Fifteen years after the Global Financial Crisis: Recessions and Business Cycles in the History of Economic Thought

John Law’s idea of bank and his contemporaries’

Ito Seiichiro, Ohtsuki City College

John Law is known as the failed projector of the Mississippi System which ended with a disaster. In the history of economic thought his name has always been mentioned as representing the classical example of financial crisis. However, as it is also known, the idea of his project had its origin in his pamphlet of 1705, Money and Trade, and a manuscript entitled ‘Essay on a land bank’, which was written around the same time but edited and published by Antoin Murphy in 1994. Law’s idea of land bank in those writings was a part of the product of long discussion about money and banking in seventeenth century England. In the discussion about money he referred to John Locke, but it was, above all, land bank projectors of 1690s who provided the context of Law’s discourse on paper money.
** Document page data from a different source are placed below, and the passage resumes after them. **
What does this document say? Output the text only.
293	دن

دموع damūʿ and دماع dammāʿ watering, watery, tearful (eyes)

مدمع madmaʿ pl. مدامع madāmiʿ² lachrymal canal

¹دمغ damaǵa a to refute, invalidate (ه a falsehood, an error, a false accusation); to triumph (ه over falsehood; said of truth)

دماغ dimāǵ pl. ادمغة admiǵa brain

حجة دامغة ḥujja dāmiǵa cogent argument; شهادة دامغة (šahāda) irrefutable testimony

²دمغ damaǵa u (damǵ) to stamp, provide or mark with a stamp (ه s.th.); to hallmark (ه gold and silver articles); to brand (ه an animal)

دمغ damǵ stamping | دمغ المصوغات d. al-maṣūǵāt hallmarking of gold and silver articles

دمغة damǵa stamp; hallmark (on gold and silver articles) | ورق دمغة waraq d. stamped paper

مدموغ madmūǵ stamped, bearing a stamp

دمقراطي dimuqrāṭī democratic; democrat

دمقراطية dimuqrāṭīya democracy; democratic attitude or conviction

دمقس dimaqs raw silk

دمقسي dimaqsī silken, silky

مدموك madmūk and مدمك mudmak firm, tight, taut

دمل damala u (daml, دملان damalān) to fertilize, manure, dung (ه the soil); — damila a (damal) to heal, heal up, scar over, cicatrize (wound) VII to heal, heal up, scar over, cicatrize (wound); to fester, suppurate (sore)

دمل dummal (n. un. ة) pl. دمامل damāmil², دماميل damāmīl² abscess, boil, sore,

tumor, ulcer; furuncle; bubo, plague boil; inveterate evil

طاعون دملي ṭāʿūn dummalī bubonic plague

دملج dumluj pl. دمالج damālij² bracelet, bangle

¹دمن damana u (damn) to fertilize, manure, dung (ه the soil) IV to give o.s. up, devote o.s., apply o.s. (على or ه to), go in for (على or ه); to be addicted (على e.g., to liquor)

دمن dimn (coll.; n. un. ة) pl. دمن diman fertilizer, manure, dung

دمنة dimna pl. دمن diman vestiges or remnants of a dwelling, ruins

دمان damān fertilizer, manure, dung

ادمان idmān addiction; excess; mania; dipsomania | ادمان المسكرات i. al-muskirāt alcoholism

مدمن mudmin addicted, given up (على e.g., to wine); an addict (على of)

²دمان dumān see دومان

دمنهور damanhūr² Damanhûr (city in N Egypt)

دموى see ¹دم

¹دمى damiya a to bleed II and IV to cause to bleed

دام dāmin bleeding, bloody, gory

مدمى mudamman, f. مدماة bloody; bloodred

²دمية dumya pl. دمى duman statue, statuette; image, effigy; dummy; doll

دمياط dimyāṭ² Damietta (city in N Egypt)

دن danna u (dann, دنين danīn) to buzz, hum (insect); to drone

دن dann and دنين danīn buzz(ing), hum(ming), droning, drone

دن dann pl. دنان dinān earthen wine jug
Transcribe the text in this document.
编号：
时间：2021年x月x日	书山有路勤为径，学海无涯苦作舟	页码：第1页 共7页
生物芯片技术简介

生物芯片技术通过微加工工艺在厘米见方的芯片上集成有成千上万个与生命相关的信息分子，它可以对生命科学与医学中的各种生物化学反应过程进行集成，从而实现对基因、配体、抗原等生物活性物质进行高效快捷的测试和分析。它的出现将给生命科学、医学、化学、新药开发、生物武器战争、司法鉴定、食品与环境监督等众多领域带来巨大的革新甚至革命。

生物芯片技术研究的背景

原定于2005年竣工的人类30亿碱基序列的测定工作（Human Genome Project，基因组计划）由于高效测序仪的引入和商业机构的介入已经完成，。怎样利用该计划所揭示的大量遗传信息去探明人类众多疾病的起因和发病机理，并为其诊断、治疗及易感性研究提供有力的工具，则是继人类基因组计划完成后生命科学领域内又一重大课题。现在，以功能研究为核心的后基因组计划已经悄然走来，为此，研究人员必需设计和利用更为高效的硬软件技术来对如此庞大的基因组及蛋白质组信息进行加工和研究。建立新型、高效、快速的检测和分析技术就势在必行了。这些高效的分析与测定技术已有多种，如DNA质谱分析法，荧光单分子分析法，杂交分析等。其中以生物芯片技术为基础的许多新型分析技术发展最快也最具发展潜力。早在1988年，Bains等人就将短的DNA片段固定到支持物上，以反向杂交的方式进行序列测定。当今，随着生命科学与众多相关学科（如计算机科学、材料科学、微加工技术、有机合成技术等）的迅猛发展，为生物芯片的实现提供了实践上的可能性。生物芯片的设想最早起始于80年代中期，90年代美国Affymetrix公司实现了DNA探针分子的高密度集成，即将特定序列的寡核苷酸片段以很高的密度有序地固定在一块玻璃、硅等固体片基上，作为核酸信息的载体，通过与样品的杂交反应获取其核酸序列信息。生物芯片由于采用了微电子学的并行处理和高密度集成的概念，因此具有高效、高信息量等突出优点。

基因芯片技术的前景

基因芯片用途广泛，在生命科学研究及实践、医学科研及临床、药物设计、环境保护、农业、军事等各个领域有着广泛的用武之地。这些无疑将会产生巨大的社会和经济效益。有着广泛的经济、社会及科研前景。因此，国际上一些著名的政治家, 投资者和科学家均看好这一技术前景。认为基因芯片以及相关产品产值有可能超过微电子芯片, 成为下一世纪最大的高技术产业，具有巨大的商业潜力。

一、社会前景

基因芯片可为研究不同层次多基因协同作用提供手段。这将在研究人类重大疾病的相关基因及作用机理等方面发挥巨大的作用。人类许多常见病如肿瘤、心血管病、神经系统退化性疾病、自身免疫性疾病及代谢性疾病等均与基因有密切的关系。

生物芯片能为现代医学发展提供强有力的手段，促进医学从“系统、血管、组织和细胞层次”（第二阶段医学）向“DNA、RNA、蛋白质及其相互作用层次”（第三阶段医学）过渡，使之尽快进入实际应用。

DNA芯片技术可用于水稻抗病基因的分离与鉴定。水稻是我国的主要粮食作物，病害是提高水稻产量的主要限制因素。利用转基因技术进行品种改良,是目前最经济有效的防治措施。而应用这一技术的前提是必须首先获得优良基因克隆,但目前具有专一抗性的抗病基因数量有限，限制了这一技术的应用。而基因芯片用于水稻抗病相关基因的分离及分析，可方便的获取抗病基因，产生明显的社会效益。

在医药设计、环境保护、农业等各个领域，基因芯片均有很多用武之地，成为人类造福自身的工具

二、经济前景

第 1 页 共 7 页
In Money and Trade Law gave a chapter for the analysis of the proposal of Hugh Chamberlen who was the most active and prolific proposal-writers of land bank. Law examined not only the system of land bank but also the functions and qualifications of money with the same vocabulary and logic as those of the land bank proposers in 1690s, including Chamberlen. Besides, around 1720 a number of pamphleteers on money and credit, such as John Cary, mentioned and examined Law’s project and theory. Neither Law nor those pamphleteers were simple inflationists, but they all seriously considered how to control their issue of bank notes under a well-organised management. With such a context of discussions on money and credit Law’s intention in his economic reflection will be more appropriately understood.